The garden is an interesting thing right now. I don’t know what the weather is going to do so I have to guess on what to plant. My girls and I are planting late season anything like peas, beans,  corn, even a desperate tomato or two. We don’t know how the season or soil will behave this fall. The fall is really the biggest determinate in what happens year round. I will be hero or zero come late October.

(From our garden to your plate!)

Last night I came home from Ladera and the girls were finishing a movie. Five minutes later Ruby started  barking like the dog she is about something in the garage. The family wasn’t impressed but I thought something was up and it turned out to be a prehistoric monster that she was telling us of.  Check out the scorpion photo. The scorpion was right outside our kitchen door we use to enter and exit the house and remove our shoes. Yikes! Good doggy dog.

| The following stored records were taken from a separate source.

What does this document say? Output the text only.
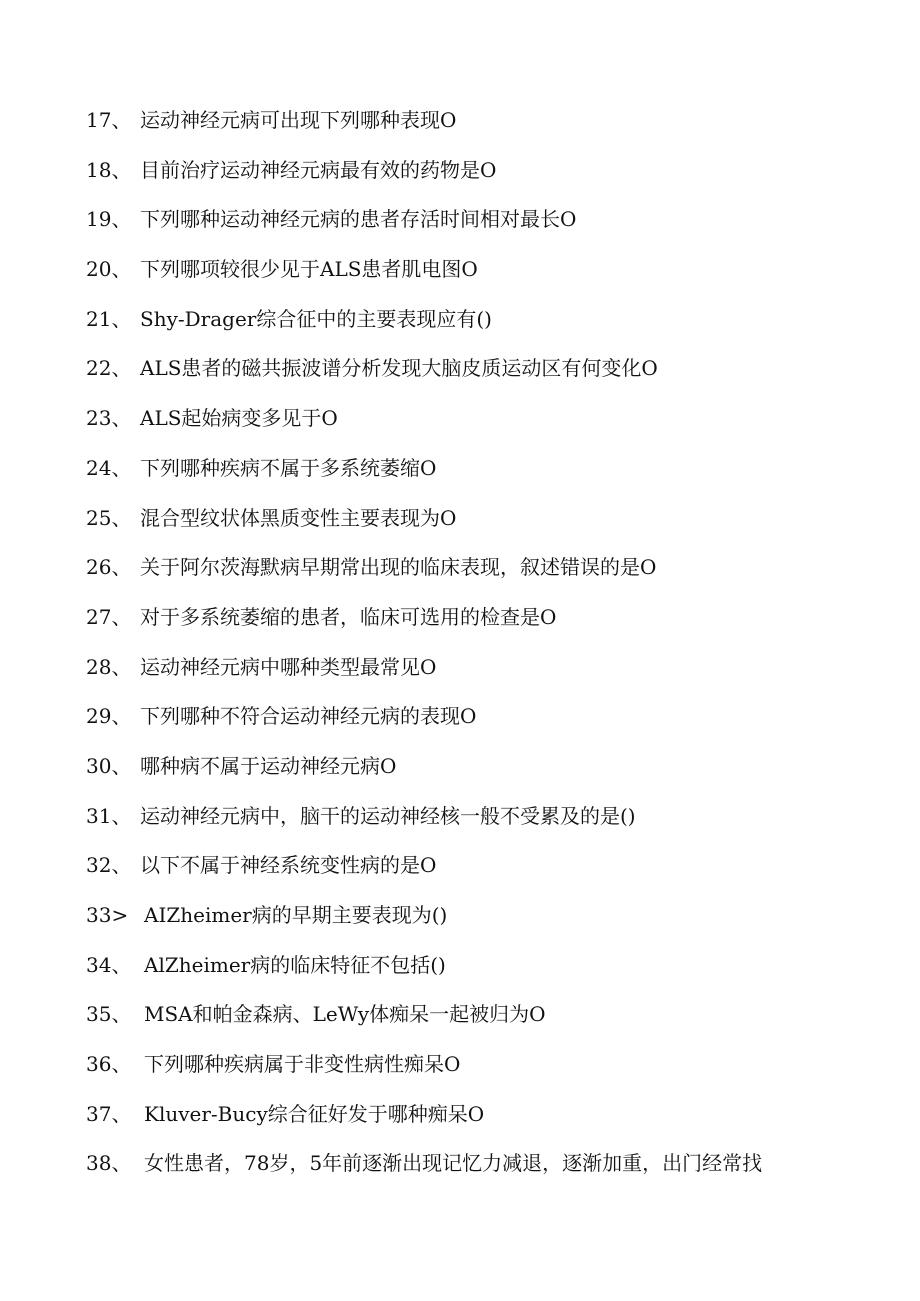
17、 运动神经元病可出现下列哪种表现O
18、 目前治疗运动神经元病最有效的药物是O
19、 下列哪种运动神经元病的患者存活时间相对最长O
20、 下列哪项较很少见于ALS患者肌电图O
21、 Shy-Drager综合征中的主要表现应有()
22、 ALS患者的磁共振波谱分析发现大脑皮质运动区有何变化O
23、 ALS起始病变多见于O
24、 下列哪种疾病不属于多系统萎缩O
25、 混合型纹状体黑质变性主要表现为O
26、 关于阿尔茨海默病早期常出现的临床表现，叙述错误的是O
27、 对于多系统萎缩的患者，临床可选用的检查是O
28、 运动神经元病中哪种类型最常见O
29、 下列哪种不符合运动神经元病的表现O
30、 哪种病不属于运动神经元病O
31、 运动神经元病中，脑干的运动神经核一般不受累及的是()
32、 以下不属于神经系统变性病的是O
33> AIZheimer病的早期主要表现为()
34、 AlZheimer病的临床特征不包括()
35、 MSA和帕金森病、LeWy体痴呆一起被归为O
36、 下列哪种疾病属于非变性病性痴呆O
37、 Kluver-Bucy综合征好发于哪种痴呆O
38、 女性患者，78岁，5年前逐渐出现记忆力减退，逐渐加重，出门经常找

(The newest Donaldson member.)

This morning I found a dead rattlesnake on our road. I stopped and cut off its rattle. I am starting a collection! Also this morning I went out to tend to the garden and I could feel something watching me. I turned around and there was a ten foot tall coyote eyeing me. After we had a staring competition he went into the bushes and a bevy of quail went crazy as he tried to eat them. The wildlife is our like never before. I think it is a combination of the heat and us coming off a wet winter that produced a bunch of good foraging for the animals. The deer are all over as well. They always seem to disappear when October comes and hunting season starts. Are they hiding or just dead?

Speaking of dead did I tell you the one about my neighbor who shot a homing pigeon in my yard a couple days ago? So this pigeon showed up about six weeks ago in my backyard by the pond mooching off of the duck food. He was lost. As he let me get closer to him I saw he had a band on his leg. Turns out he was a racing pigeon from Diamond Bar as I learned from the markings on the band.  I actually only read the band after I found him dead by the pond. After closer inspection I found he had been shot. The day before one of our ducks had shown up dead by the pond as well. My next door neighbor is quite the hunter so I invited him over to get his professional opinion on the cause of death. He quickly admitted to shooting the pigeon but not the duck. He likes ducks. Now we have an agreement that he will not shoot animals on my side of the fence. Life in country!